After the talk concluded we strolled over to Café 19 for a late lunch. Named for the Nineteenth Amendment, which granted women the right to vote, and decorated with murals of the famous suffragettes, this is one of my favorite local spots to grab a bite at. The ambiance is inspiring and the soups, sandwiches, salads are always perfectly prepared and taste great. There are all sorts of flavored ice teas too, perfect for the toasty temperatures outside. I was content with my peachy tea and Heidi loved her raspberry drink.
Lunch was followed by more exercise, thankfully not ours except for the walk over to Elizabeth Cady Stanton’s home on Washington Street. After being greeted by a ranger (Seneca Falls is one of the only National Park sites in the area) we wandered into the back yard in to watch an old-fashioned game of baseball. This was quite interesting as I’d not realized women had their own baseball teams as early as the 1800’s, either thru their colleges or hometowns. There was a team of each of these in this match and we empathized with them having to bat and run in the heat. Though it seemed to bother us more than the players!
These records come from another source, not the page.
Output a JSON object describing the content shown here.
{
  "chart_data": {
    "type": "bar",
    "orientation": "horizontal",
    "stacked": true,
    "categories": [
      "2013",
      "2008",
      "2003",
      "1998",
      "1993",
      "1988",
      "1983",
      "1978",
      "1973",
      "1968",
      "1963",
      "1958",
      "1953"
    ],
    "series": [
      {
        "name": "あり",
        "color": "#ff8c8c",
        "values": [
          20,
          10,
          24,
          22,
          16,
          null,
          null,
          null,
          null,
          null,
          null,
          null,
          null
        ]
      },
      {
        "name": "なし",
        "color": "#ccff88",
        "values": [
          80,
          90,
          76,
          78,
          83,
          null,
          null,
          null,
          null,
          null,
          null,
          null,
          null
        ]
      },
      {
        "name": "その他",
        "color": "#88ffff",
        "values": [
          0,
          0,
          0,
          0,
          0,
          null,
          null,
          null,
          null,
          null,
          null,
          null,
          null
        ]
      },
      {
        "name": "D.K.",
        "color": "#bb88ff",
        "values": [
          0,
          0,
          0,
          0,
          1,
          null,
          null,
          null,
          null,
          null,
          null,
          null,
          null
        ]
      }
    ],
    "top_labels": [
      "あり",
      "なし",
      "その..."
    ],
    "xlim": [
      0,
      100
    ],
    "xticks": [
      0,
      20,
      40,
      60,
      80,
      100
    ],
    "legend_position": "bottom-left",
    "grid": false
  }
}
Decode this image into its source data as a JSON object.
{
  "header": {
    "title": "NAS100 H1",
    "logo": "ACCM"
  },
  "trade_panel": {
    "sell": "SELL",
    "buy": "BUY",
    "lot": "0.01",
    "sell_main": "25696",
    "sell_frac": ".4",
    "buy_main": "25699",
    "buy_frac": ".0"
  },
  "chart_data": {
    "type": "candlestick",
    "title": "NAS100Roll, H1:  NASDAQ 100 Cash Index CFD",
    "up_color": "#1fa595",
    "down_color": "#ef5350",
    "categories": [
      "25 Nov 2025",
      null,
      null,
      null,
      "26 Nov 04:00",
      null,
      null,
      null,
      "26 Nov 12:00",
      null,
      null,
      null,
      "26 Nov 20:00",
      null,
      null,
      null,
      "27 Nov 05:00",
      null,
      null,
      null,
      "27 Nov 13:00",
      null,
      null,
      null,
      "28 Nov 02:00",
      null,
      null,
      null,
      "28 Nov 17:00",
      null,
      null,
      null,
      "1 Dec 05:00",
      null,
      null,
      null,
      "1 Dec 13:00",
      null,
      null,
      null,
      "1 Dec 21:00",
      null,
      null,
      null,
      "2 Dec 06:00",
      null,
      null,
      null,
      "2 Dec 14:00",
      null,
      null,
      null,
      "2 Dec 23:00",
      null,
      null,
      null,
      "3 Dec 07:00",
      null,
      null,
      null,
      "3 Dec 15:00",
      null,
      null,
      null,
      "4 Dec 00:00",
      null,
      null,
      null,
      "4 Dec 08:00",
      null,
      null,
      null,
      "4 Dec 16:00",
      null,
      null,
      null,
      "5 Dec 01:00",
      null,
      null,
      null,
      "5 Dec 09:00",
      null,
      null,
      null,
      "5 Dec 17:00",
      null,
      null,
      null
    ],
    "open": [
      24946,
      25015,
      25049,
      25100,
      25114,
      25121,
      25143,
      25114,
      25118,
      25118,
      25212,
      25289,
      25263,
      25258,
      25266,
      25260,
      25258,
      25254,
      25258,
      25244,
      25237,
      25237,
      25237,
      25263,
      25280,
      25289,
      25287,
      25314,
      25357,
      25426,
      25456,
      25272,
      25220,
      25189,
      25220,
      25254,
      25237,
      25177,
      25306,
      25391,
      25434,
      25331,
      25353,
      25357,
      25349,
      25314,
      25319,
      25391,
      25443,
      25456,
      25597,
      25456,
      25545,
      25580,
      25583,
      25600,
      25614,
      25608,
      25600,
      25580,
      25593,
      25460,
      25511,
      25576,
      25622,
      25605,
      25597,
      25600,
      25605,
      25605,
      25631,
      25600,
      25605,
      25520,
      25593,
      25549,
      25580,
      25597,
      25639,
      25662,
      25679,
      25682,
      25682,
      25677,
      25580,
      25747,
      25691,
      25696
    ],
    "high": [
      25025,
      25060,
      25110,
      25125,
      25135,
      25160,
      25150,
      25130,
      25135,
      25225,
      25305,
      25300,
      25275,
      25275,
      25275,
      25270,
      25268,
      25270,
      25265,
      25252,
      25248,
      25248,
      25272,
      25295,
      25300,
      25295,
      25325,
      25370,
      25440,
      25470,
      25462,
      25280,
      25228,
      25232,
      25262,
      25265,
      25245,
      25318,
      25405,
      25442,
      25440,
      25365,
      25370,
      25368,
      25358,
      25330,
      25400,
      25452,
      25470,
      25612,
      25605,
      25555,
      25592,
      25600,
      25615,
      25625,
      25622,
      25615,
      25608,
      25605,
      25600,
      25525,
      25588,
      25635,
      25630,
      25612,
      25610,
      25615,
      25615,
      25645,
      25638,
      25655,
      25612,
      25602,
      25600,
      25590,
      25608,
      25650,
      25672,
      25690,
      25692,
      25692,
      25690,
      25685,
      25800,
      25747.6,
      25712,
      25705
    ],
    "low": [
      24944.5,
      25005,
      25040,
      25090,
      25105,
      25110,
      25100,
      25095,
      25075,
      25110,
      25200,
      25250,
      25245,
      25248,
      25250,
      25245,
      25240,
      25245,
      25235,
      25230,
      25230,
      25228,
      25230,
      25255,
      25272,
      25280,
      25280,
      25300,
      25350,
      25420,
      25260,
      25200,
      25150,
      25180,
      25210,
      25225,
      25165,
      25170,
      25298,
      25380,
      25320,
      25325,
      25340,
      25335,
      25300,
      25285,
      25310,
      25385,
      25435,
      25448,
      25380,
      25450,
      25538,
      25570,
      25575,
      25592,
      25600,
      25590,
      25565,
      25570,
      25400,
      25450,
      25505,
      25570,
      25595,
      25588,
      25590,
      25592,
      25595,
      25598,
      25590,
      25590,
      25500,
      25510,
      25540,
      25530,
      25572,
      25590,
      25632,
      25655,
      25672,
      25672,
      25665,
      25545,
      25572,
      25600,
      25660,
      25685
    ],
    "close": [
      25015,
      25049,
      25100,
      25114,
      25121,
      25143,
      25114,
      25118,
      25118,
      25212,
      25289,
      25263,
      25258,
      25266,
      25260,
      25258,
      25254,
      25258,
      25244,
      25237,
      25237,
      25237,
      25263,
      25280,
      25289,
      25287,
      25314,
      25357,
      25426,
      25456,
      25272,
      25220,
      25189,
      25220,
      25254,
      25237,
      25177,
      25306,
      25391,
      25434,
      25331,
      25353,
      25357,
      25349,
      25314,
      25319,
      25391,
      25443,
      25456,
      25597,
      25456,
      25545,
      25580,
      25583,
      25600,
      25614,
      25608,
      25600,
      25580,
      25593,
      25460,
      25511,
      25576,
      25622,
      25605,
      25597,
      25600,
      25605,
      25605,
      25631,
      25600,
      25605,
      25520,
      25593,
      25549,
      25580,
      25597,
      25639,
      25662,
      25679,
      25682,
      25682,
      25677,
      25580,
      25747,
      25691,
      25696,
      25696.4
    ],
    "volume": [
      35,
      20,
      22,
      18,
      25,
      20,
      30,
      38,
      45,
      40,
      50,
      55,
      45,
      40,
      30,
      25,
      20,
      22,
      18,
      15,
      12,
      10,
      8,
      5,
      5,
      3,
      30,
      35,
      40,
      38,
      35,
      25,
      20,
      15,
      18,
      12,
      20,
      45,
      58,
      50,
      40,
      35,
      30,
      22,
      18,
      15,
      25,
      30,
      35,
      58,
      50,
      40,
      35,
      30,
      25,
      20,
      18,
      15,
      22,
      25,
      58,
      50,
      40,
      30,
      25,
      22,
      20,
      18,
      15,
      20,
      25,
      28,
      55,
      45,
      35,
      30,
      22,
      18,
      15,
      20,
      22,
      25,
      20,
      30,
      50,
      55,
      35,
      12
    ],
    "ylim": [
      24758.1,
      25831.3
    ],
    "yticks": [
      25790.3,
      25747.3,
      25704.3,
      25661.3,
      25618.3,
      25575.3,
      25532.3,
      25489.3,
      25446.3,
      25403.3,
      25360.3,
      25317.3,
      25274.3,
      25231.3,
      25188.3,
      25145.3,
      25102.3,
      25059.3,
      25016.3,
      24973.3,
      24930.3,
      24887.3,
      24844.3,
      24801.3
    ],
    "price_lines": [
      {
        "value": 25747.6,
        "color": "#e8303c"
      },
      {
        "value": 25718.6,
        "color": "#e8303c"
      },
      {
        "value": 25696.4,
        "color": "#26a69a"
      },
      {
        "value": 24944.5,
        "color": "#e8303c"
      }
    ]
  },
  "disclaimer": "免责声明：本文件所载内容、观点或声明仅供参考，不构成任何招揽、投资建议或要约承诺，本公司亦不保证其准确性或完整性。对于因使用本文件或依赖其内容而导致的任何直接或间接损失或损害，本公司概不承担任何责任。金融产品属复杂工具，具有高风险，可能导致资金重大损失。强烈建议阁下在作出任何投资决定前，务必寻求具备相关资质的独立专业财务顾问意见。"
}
The pitcher was so good, at one point it was suggested that she might be a (gasp!) ringer but, as far as everyone else was concerned, the only ringer was the player who rang a small gold bell every time a run was scored. Several carefully screened twenty-first century players (read the boy’s t-shirt!) also joined in the game, making it a real community event.
Our final stop was the Women’s Rights National Park which I’d been to many times, but Heidi had never seen before. We browsed through the exhibits reading about how women have struggled and fought to gain equal rights in education, employment, and politics-just to name a few arenas. We agreed that it’s amazing how far we’ve come but that there are still plenty of obstacles to overcome and more inroads to make. To remind ourselves of this on a regular basis we bought matching t-shirts in the gift store!
I found Convention Days to be reassuring and reaffirming, especially given recent national events. It was a timely reminder that, for hundreds of years, women have excelled at goal setting, multitasking, hard work, and persevering. That’s one thing that hasn’t changed and, despite some unsettling setbacks, will continue to be what moves us steadily forward.